Well, the history of Valentine’s Day is impossible to be obtained from any archive and the veil of centuries gone by has made the origin behind this day even more difficult to trace. Today’s celebrations are said to have been derived from both Christian and Roman tradition. As per one legend, the holiday originated from the ancient Roman festival of Lupercalia, a fertility celebration that used to be observed annually on February 15. But the rise of Christianity in Europe saw many pagan holidays being renamed and dedicated to the early Christian martyrs. Lupercalia was no exception. In 496 AD, Pope Gelasius turned Lupercalia into a Christian feast day and set its observance a day earlier, on February 14. He proclaimed February 14 to be the feast day in honour of Saint Valentine, a Roman martyr who lived in the 3rd century. It is generally agreed that this St. Valentine is whom the modern Valentine’s Day pays tribute to.
The Catholic Church recognizes at least three different saints named Valentine or Valentinus, all of whom were martyred. Surprisingly, all three of them were said to have been martyred on February 14th. Pope Gelasius, however, intended to honour the first of these three aforementioned men. Most scholars believe that this St.

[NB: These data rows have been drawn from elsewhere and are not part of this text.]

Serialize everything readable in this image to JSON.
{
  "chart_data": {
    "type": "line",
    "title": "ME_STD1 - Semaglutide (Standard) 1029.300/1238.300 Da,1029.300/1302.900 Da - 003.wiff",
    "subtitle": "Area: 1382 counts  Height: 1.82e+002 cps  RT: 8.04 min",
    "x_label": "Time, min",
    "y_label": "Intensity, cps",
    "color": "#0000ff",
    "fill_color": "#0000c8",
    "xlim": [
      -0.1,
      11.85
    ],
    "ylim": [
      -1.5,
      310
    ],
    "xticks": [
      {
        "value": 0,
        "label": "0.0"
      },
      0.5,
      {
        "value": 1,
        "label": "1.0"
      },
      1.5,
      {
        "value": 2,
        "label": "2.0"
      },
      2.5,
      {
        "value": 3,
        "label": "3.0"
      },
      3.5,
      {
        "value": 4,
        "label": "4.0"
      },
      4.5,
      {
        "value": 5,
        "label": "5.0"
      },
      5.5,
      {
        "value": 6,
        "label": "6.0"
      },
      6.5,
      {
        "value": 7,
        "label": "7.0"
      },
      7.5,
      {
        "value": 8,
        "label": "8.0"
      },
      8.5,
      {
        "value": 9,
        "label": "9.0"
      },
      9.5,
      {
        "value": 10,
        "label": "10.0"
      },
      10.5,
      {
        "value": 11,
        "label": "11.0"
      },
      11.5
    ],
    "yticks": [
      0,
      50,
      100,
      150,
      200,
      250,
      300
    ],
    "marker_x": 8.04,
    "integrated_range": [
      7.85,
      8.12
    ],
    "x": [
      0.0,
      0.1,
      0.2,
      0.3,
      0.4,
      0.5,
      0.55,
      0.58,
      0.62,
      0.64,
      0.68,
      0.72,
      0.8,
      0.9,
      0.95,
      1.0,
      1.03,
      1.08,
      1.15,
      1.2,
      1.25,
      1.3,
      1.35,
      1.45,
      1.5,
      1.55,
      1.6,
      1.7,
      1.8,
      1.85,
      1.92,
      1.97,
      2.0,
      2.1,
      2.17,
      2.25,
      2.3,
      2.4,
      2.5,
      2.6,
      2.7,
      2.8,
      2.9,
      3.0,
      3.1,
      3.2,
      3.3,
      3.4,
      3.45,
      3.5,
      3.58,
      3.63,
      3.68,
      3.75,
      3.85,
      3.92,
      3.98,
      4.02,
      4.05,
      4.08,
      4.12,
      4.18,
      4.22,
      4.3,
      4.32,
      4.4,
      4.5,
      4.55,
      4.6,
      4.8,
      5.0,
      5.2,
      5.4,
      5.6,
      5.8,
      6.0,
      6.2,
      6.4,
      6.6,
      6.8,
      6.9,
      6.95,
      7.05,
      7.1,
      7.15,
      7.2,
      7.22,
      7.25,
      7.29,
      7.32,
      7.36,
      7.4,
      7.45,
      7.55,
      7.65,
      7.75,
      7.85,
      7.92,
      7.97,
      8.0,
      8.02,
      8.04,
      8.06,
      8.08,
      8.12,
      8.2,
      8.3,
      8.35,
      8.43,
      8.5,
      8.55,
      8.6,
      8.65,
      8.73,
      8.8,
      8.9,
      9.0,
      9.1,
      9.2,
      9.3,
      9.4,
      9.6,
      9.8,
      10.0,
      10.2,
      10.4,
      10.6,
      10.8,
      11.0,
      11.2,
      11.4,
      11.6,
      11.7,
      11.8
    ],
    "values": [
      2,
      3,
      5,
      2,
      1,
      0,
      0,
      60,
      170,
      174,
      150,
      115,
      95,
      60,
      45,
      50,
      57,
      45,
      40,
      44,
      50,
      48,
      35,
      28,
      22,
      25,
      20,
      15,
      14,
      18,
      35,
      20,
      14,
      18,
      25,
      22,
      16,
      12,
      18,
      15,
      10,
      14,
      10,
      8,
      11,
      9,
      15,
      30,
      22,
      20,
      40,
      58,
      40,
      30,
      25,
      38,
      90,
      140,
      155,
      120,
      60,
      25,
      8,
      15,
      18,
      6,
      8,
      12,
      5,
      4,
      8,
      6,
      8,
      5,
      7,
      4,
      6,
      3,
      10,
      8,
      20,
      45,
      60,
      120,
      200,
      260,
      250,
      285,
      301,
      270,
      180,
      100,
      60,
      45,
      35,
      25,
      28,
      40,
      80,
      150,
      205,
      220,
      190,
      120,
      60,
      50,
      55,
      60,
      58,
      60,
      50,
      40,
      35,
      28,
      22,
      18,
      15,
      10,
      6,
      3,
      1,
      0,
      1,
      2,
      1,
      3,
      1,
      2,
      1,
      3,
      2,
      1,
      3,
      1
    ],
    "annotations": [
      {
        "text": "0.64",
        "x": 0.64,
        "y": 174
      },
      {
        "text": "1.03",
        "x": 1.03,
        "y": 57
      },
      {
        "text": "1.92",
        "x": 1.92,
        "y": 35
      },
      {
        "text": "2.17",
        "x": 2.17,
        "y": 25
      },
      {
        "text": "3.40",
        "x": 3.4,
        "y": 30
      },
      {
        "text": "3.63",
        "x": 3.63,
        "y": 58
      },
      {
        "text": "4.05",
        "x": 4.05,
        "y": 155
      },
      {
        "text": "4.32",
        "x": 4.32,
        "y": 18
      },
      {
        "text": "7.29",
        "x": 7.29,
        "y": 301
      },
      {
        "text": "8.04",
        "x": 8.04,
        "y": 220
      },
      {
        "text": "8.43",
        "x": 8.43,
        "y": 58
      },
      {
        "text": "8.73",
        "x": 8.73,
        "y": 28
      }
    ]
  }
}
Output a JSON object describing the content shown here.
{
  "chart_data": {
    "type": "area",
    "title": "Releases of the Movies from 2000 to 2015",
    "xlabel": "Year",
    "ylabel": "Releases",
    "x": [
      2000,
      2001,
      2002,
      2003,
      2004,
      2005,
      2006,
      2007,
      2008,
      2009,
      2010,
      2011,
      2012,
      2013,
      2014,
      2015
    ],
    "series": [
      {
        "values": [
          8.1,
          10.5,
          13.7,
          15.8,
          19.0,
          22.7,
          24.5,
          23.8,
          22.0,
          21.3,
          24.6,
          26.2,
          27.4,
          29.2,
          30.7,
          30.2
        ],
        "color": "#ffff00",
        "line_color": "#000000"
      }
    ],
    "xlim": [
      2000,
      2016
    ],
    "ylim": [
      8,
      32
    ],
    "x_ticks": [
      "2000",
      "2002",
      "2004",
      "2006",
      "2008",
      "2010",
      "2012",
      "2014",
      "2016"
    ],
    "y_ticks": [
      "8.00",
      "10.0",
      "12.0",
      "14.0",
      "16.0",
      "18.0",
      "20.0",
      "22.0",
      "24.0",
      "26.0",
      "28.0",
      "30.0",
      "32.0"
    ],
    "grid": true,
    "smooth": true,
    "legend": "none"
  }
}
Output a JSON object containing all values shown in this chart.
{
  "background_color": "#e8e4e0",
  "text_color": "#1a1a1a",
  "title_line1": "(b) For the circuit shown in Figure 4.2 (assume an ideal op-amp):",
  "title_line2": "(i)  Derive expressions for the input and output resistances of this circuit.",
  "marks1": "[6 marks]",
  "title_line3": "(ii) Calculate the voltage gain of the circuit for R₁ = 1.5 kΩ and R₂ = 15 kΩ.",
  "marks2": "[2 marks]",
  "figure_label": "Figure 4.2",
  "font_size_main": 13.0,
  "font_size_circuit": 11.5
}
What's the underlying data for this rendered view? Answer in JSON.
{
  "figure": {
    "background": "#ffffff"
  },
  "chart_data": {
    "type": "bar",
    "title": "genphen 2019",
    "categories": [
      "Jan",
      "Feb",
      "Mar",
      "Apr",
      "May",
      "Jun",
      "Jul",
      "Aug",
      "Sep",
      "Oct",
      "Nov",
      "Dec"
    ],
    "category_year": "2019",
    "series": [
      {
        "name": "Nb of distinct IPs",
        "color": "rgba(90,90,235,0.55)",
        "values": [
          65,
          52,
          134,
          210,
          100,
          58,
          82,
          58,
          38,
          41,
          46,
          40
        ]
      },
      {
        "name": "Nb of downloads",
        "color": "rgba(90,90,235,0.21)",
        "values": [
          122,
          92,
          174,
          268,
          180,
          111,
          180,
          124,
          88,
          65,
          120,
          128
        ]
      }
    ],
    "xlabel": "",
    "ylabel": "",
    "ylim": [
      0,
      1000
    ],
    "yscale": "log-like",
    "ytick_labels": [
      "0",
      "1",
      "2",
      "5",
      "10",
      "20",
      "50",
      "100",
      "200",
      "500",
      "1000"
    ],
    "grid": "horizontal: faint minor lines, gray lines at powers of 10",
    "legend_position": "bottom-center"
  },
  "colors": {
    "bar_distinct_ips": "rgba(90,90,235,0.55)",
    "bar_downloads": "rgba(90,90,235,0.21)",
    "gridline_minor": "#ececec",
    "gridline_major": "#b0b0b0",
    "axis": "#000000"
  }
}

Valentine was a priest who lived around 270 AD in Rome and attracted the disfavour of the then Roman Emperor Claudius II. So why did V end up on Claudius’ black list? Well, St. Valentine was a bishop who held secret marriage ceremonies despite the Emperor’s edict that prohibited young men to marry.
You see when the Empire had grown too large to be shielded from external aggression naturally more and more capable men were required to be recruited as soldiers and officers to protect the nation from takeover. When Claudius became emperor, he felt that because married men were more emotionally attached to their families they would not make good soldiers. This is where Valentine stepped in. Whenever lovers thought of marrying, they went to Valentine who met them in a secret place, and joined them in the sacrament of matrimony. Unfortunately for him, such things cannot remain hidden for long. It was only a matter of time before Claudius came to know of this “friend of lovers,” and had him arrested.
When Claudius II met Valentine, he was said to have been impressed by his dignity and conviction. However, Valentine refused to agree with the emperor regarding the ban on marriage. It is also said that the emperor tried to convert Valentine to the Roman gods but was unsuccessful in his efforts. Valentine refused once again and even attempted to convert the emperor to Christianity, knowing the consequences fully. This angered Claudius II who gave the order of execution of Valentine. He is believed to have been executed on February 14, 270 AD.
Thus the 14th of February became a day for all lovers and Valentine its Patron Saint. It began to be annually observed by young Romans who offered handwritten greetings of affection, known as Valentines.
So whether or not you go out and buy any of the usual suspects for your honey go and give someone a bacio- it’s the least you can do for Valentine’s sake!